I have had an intense connection with loss and betrayal and I have wondered about the concept of loyalty. How are we loyal to one another? How much are people willing to sacrifice to stay loyal to one another? I’m a fan of heist films. I love movies like Ocean’s Eleven and Heat and Butch Cassidy and the Sundance Kid, where the heroes or heroines must plan a job, break in, find the treasure and escape with it. In those films, there are double-crosses and the characters either get the treasure and they get away with it and ride off into the sunset or sometimes they don’t, and usually there’s a twist at the end. My movie has all the characteristics of a big heist film and it’s exciting, but as I was writing I found I was more interested in the two main characters, their relationship and their need for each other.
I started thinking, “what if there was a heist film that took place where I grew up in the Rocky Mountains, but it was also an intimate look at loyalty and friendship?” Sydney Valentine, the heroine of my screenplay, Diamond Life, is a forty one year old high school math teacher who is fired from her job and loses her husband to divorce. But when Dela Barraza, her former partner and protégé, gets out of jail with the plan for a massive diamond heist, the opportunity arises to get back together and go at it again, just like old times.
The only problem is the unfinished business between Dela and Sydney concerning what happened at the botched job three years before when Dela was caught and thrown in jail. Once the truth is out about where the money went, this puts the new score, their loyalty and friendship all at risk. So Diamond Life is about a couple of diamond thieves with a chance at a big fortune, but mostly it is about an opportunity to absolve a past betrayal and hold on to the most precious thing of all: their friendship.

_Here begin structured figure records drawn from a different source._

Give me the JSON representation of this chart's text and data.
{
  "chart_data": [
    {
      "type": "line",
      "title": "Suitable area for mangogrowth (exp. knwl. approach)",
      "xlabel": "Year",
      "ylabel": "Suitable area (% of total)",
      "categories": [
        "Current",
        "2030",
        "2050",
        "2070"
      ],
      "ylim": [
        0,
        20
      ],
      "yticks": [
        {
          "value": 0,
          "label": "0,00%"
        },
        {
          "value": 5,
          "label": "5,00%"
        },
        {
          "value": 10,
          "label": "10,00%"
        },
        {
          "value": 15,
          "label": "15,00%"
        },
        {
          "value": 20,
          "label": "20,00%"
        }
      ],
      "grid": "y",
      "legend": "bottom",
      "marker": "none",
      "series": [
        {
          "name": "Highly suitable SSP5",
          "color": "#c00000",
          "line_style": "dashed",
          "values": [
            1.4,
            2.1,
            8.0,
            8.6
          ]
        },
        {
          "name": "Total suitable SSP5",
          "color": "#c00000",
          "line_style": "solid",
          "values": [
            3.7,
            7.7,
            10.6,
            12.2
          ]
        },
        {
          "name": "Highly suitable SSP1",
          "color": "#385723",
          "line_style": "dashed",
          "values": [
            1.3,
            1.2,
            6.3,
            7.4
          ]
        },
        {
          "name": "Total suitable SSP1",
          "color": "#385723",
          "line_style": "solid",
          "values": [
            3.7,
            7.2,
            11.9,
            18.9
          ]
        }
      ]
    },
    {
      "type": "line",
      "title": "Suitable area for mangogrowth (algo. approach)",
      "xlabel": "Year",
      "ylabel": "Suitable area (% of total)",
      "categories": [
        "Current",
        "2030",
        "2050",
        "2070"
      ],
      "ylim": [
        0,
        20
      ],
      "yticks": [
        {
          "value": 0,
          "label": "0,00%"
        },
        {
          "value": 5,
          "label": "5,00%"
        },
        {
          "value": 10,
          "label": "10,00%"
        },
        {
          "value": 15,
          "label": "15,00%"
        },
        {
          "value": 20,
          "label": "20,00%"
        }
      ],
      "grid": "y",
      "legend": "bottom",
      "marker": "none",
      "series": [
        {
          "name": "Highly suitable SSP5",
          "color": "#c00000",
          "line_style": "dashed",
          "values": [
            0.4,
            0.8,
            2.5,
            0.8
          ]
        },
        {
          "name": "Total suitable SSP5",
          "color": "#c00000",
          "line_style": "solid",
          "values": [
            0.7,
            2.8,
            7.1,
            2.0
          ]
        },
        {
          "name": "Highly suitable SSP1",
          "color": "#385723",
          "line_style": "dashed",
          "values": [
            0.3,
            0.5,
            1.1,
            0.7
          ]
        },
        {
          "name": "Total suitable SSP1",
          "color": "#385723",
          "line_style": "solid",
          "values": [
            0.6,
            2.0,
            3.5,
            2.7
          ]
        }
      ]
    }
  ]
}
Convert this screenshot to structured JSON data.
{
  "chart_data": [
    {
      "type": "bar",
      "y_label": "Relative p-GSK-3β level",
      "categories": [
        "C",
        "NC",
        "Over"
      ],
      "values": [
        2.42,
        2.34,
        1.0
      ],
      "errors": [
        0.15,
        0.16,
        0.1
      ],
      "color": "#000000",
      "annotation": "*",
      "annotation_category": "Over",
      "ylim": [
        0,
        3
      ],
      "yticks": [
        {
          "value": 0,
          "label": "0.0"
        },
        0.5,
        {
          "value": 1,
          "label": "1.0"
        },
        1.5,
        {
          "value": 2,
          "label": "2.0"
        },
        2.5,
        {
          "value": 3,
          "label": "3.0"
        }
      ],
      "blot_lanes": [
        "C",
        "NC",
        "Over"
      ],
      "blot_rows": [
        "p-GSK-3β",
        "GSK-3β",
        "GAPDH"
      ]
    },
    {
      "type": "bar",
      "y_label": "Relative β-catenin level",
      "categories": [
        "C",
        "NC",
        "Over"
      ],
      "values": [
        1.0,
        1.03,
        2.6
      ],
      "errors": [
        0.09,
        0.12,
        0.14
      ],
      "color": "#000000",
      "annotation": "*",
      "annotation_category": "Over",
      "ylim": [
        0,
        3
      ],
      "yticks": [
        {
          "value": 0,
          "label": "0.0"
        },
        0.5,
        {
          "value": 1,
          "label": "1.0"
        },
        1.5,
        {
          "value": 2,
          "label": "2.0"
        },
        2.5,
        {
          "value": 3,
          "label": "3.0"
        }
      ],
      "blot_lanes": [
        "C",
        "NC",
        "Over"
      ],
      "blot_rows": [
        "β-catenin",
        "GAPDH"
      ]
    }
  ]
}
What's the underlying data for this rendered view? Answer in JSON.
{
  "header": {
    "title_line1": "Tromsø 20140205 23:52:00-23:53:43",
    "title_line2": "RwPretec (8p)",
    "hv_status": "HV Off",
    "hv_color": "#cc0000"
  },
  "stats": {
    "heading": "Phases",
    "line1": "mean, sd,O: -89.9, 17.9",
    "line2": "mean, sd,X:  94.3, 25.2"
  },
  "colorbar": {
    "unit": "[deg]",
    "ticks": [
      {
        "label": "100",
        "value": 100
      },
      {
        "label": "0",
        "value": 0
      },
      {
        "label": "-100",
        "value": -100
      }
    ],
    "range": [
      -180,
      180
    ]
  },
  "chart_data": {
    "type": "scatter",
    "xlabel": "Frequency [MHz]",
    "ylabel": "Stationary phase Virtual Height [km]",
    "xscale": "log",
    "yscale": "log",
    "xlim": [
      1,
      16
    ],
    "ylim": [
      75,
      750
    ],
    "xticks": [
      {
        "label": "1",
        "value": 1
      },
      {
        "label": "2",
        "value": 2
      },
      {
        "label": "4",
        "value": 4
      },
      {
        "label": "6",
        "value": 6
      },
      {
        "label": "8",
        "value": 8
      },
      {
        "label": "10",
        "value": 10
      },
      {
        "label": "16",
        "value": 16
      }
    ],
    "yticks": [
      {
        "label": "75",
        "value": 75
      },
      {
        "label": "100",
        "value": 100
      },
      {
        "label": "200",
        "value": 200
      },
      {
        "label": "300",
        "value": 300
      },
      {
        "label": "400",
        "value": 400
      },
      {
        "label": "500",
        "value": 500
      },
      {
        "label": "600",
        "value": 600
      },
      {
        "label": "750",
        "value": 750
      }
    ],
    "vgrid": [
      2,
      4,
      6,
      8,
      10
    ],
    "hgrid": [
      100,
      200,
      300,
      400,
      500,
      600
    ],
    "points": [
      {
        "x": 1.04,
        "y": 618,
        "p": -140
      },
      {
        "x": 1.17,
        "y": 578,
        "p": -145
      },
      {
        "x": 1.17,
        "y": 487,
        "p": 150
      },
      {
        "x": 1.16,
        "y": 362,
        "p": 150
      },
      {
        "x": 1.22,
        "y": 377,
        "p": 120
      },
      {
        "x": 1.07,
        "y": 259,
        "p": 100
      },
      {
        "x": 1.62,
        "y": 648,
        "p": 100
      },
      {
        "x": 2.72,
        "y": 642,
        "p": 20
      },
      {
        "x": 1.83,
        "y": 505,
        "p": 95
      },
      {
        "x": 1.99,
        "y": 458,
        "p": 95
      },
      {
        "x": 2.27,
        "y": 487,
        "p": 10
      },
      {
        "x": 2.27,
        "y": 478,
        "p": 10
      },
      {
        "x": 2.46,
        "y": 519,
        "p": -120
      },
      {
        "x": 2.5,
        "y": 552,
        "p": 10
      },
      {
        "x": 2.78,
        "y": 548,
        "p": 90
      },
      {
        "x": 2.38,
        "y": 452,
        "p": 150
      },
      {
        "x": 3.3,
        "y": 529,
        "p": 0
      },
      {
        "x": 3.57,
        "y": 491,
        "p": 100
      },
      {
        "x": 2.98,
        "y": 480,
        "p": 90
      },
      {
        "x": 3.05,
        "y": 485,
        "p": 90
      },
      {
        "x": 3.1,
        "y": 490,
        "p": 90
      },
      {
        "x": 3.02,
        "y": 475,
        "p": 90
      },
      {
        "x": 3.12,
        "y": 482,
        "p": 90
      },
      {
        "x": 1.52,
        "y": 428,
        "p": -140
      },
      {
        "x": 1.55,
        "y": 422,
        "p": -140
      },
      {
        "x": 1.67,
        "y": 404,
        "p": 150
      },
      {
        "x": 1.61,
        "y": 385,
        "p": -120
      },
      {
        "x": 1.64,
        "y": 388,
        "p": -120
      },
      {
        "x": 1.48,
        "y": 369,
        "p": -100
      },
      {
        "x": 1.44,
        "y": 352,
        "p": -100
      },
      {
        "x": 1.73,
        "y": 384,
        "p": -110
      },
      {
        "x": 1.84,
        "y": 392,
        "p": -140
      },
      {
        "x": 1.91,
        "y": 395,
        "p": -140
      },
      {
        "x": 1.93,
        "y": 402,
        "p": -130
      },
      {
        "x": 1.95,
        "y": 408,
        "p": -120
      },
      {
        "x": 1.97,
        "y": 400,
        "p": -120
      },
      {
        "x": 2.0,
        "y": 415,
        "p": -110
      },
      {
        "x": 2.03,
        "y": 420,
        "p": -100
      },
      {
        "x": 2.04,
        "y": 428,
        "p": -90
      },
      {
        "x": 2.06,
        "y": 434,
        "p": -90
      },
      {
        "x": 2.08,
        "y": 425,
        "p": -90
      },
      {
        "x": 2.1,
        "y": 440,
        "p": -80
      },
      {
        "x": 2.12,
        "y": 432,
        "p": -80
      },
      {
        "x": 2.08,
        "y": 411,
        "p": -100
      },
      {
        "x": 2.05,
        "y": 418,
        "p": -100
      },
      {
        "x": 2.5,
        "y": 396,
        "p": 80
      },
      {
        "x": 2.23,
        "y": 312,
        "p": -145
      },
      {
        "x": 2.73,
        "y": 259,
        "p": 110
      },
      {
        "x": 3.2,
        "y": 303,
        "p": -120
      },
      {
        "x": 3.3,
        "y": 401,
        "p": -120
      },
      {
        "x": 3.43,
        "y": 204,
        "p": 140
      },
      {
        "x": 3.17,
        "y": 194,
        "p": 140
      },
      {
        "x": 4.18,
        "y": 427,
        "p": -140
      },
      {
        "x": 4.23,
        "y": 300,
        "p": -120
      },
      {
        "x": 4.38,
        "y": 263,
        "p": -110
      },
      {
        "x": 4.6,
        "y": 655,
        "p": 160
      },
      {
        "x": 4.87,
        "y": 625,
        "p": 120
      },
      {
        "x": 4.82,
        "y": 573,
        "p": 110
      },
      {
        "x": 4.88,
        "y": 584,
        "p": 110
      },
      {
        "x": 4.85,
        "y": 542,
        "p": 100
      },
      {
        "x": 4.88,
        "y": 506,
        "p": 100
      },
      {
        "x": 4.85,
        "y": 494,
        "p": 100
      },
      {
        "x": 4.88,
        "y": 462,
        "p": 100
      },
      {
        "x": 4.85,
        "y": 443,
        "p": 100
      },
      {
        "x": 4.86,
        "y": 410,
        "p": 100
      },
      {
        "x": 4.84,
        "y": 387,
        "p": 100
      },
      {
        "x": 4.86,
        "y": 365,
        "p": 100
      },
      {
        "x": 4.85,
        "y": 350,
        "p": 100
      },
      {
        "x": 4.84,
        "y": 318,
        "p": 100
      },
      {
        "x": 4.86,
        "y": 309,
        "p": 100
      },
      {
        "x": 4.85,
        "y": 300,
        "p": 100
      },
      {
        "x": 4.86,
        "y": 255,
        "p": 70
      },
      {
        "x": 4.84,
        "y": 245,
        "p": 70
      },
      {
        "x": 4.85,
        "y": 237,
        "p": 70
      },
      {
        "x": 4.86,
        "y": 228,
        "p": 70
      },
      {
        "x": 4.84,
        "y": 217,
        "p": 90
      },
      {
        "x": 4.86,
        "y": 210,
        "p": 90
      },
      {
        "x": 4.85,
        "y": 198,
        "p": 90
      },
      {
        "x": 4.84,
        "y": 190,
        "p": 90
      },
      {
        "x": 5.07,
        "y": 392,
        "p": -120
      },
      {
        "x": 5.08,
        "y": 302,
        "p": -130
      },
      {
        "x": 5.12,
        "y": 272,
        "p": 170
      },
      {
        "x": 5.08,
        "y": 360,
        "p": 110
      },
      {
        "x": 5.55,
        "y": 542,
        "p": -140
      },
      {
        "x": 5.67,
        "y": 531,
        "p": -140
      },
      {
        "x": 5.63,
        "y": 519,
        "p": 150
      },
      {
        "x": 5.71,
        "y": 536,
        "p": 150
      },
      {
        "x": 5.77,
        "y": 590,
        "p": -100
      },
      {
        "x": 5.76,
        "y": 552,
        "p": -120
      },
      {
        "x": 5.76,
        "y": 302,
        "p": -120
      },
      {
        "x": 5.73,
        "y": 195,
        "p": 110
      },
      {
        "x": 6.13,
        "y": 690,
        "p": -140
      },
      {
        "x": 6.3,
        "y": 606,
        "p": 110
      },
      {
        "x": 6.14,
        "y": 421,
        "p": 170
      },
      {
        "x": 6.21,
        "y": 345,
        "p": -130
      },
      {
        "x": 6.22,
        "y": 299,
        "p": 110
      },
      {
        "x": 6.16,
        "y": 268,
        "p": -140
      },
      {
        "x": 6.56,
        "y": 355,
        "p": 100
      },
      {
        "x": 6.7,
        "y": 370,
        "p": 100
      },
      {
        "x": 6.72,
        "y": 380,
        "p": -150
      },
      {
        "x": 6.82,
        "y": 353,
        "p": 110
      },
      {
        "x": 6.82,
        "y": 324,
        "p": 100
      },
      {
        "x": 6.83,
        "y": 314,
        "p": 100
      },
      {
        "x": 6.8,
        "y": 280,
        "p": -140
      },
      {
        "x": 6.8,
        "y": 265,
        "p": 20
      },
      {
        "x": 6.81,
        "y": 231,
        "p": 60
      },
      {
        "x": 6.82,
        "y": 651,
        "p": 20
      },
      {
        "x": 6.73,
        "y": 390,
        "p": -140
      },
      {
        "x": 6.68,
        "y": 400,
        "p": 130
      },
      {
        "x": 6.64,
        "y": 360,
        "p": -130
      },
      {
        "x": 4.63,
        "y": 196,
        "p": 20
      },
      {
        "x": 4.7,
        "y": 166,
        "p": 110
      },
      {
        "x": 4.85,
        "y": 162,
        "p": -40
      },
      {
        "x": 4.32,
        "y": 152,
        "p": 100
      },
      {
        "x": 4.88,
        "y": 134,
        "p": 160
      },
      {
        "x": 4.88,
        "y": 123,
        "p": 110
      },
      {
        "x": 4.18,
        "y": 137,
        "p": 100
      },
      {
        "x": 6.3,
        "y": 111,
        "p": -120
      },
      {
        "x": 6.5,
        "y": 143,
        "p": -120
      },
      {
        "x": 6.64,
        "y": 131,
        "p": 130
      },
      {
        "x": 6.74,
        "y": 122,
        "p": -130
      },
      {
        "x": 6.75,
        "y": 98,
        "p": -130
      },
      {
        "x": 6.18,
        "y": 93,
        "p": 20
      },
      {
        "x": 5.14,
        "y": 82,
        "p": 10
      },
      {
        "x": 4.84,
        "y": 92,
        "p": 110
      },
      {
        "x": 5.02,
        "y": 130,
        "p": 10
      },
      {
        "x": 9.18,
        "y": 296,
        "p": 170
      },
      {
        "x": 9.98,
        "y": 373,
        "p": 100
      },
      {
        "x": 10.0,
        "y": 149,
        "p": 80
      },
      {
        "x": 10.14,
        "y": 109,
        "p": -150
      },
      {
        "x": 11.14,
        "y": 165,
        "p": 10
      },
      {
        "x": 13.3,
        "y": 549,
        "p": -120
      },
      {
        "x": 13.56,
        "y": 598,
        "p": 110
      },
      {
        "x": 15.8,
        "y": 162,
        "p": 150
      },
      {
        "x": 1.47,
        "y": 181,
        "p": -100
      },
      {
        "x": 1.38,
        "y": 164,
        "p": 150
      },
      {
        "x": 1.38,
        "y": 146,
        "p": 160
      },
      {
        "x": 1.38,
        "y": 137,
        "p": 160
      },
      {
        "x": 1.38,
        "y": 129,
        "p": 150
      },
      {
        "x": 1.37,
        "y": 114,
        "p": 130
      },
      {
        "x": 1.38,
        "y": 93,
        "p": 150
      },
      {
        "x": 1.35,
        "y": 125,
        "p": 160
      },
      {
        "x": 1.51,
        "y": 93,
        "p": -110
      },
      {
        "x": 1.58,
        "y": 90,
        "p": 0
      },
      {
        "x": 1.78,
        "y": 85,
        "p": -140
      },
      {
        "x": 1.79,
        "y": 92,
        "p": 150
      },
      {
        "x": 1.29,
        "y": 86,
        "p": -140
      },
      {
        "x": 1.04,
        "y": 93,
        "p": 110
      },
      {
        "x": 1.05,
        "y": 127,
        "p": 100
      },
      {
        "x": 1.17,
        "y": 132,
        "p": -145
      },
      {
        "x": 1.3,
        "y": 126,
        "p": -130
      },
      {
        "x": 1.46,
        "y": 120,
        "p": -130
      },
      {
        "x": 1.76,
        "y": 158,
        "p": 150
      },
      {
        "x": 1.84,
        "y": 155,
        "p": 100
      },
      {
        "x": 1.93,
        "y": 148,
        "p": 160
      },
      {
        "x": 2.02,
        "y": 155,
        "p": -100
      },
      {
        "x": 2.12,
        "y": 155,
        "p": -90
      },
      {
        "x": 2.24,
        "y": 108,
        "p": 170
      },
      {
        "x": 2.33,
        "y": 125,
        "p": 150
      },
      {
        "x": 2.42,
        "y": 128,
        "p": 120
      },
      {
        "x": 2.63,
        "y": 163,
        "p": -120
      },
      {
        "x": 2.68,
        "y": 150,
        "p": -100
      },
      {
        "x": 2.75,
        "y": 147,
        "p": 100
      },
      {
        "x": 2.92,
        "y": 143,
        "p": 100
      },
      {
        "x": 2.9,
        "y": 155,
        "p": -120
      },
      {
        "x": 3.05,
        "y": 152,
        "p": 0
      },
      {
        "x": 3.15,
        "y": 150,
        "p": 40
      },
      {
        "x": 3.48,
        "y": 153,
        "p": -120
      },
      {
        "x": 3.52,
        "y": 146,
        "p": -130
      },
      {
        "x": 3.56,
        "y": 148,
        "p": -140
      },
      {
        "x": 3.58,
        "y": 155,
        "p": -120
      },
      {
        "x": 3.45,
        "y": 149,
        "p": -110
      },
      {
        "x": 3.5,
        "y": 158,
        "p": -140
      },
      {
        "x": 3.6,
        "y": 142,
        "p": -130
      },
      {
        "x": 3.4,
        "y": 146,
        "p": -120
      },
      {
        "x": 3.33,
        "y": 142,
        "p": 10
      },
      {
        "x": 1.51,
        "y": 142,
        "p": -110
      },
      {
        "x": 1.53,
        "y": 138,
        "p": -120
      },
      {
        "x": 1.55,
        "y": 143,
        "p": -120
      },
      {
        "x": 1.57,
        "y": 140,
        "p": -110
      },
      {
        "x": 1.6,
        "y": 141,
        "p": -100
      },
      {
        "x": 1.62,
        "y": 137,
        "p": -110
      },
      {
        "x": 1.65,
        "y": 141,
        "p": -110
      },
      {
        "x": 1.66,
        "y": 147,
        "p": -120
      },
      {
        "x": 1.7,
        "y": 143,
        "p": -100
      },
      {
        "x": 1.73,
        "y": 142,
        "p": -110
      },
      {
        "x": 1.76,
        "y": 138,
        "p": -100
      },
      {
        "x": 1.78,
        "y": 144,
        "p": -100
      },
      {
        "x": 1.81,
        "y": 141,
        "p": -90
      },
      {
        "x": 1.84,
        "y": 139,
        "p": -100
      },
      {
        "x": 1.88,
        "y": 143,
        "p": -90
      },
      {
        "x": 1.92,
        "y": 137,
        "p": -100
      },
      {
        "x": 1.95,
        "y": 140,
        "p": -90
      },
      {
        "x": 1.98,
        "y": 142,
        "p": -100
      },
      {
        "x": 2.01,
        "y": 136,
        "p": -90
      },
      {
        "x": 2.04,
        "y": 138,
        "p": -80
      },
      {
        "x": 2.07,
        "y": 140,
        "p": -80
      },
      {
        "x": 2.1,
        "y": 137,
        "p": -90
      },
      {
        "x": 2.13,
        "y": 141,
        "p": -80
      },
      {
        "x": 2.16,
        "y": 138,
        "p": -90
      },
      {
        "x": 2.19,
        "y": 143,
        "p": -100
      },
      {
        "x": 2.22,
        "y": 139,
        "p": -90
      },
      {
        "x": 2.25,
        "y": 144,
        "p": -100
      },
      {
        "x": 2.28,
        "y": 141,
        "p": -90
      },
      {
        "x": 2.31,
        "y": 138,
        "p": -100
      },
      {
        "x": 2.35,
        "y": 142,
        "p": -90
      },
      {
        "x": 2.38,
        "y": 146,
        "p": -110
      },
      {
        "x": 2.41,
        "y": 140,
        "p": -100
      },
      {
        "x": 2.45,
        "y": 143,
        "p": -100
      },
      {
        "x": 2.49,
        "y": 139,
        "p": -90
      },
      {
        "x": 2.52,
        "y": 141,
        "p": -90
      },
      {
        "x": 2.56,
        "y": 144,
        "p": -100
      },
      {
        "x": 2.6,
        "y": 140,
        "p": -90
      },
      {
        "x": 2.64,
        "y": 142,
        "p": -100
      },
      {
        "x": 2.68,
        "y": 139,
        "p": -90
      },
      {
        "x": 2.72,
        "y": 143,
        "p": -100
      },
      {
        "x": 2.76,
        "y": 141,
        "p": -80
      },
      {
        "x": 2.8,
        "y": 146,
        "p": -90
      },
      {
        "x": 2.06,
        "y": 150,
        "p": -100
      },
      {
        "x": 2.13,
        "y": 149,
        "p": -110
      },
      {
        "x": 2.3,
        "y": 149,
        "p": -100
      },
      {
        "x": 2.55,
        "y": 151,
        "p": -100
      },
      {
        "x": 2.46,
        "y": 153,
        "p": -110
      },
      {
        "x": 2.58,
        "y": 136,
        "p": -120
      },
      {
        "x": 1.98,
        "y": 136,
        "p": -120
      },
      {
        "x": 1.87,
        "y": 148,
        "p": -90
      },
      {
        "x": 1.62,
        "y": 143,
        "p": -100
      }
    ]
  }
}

Heat is the film that commanded me to make movies. I saw it with Chris Kish in Louisville, Colorado, in 1996. It changed me forever. I’ve watched this scene hundreds of times in my life, studying it to see what makes it tick, to make sure that I’ll make something like it someday. Of course, it’s power comes from the nearly three hours that have led up to this point. Just before this final scene, the main “bad guy,” Robert DeNiro’s Neil McCauley, has escaped with his dream girl and has every opportunity to flee and ride off into the sunset, but when he catches wind of one last chance to settle a score with Kevin Gage’s Waingro, a double-crossing animal of a criminal, who severely tainted a score in the first act and who tried to have Neil killed in the beginning of the film, Neil cannot resist and turns away from the escape path. Bad move for him, great for Vincent Hanna, the Al Pacino character who has finally caught up to him. We care for Neil because he follows a code in his world. He is a sociopath, but we still hope he gets away because he has worked so hard and has been through so much to get to this point. Fortunately, director Michael Mann snaps us out of it: ya can’t rob banks, even if it’s your profession. And so this scene is the inevitable conclusion to this world. Neil must be stopped and though he was a criminal, he deserves a compassionate witness to his death, even if that witness is the cop who brought him down.
Watch how Vincent looks off into the distance, wondering how in the world he got there, in the middle of this bizarre, blinking, future field. And Moby’s God Moving Over the Face of the Waters is the final flourish that grants the picture epic status.